Sobald die Genehmigungsbehörde den Betrieb genehmigt, erhält der Verkehrsbetrieb die Genehmigungsurkunde. In der Genehmigungsurkunde sind die Art der Genehmigung, eventuelle Auflagen und die Dauer der Genehmigung definiert.
Die Genehmigungsurkunde muss nicht in den Fahrzeugen mitgeführt werden, sondern muss dem Verkehrsbetrieb vorliegen. Eine einmal erteilte Genehmigung kann innerhalb der Geltungsdauer nur bei einem schwerwiegenden Grund wiederufen werden. Die Genehmigungsurkunde gibt dem Verkehrsbetrieb für die Dauer der Genehmigung Planungssicherheit.
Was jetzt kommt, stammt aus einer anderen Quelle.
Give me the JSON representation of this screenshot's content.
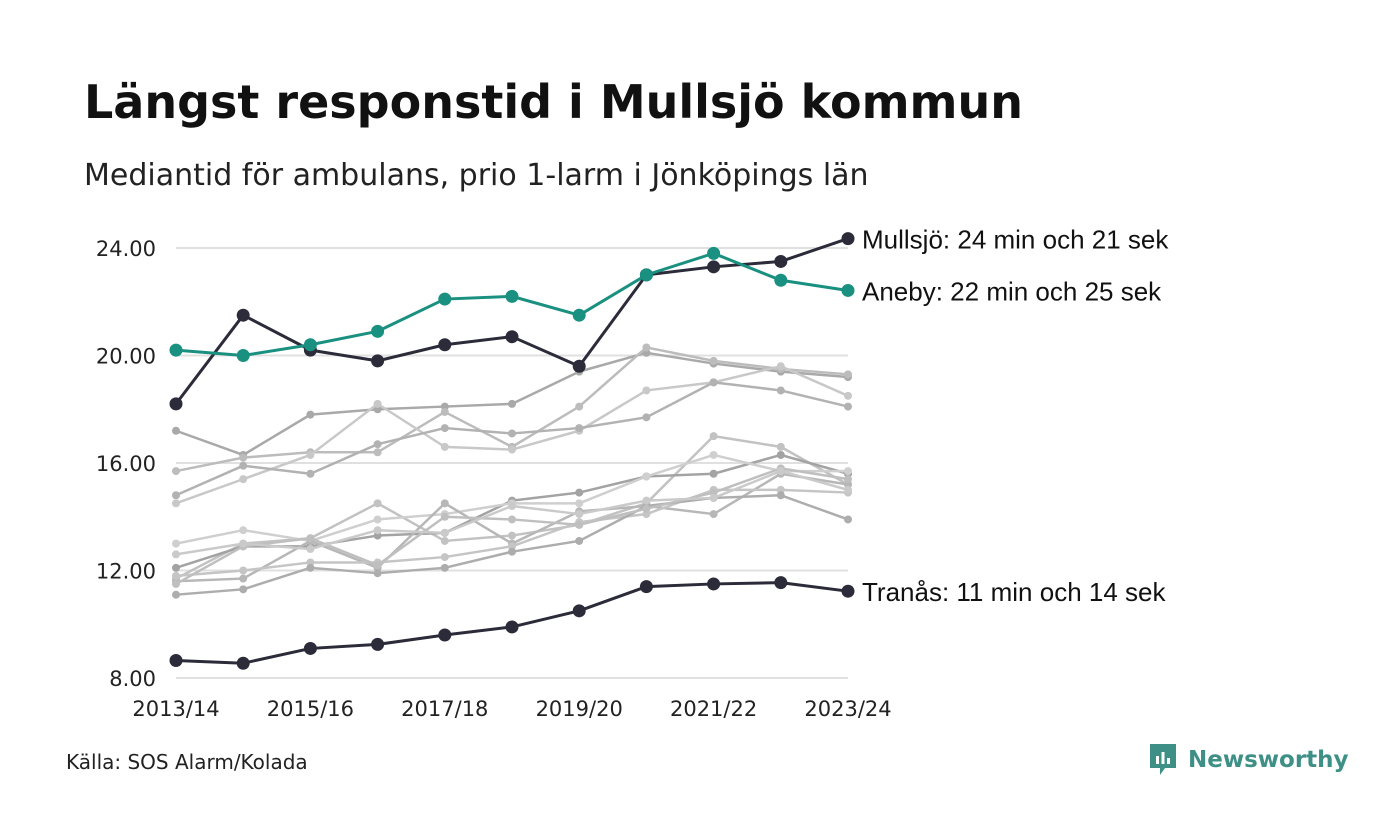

Die Geltungsdauer der Genehmigung ist im § 16 PBefG geregelt. Das Personenbeförderungsgesetz unterscheidet in der Geltungsdauer zwischen dem Verkehr mit Straßenbahn- und Obusverkehren und für den Linienverkehr mit Kraftfahrzeugen.
In §16 (1) PBefG wird die Geltungsdauer für Straßenbahnen- und Obusverkehr (Oberleitungsomnibus) frei definiert. Die Genehmigungsdauer soll so bemessen sein, dass sie mindestens der gewöhnlichen Nutzungsdauer der Betriebsanlagen entspricht. Die Höchstdauer beträgt 25 Jahre.
In §16 (2) PBefG wird für den Linienverkehr mit Kraftfahrzeugen die Nutzungsdauer mit maximal 8 Jahre angegeben. Die Dauer ist unter Berücksichtigung des öffentlichen Verkehrsinteresses zu treffen.
In §16 (3) wird die Geltungsdauer der Genehmigung im Gelegenheitsverkehr mit Kraftfahrzeugen auf höchstens 4 Jahre definiert.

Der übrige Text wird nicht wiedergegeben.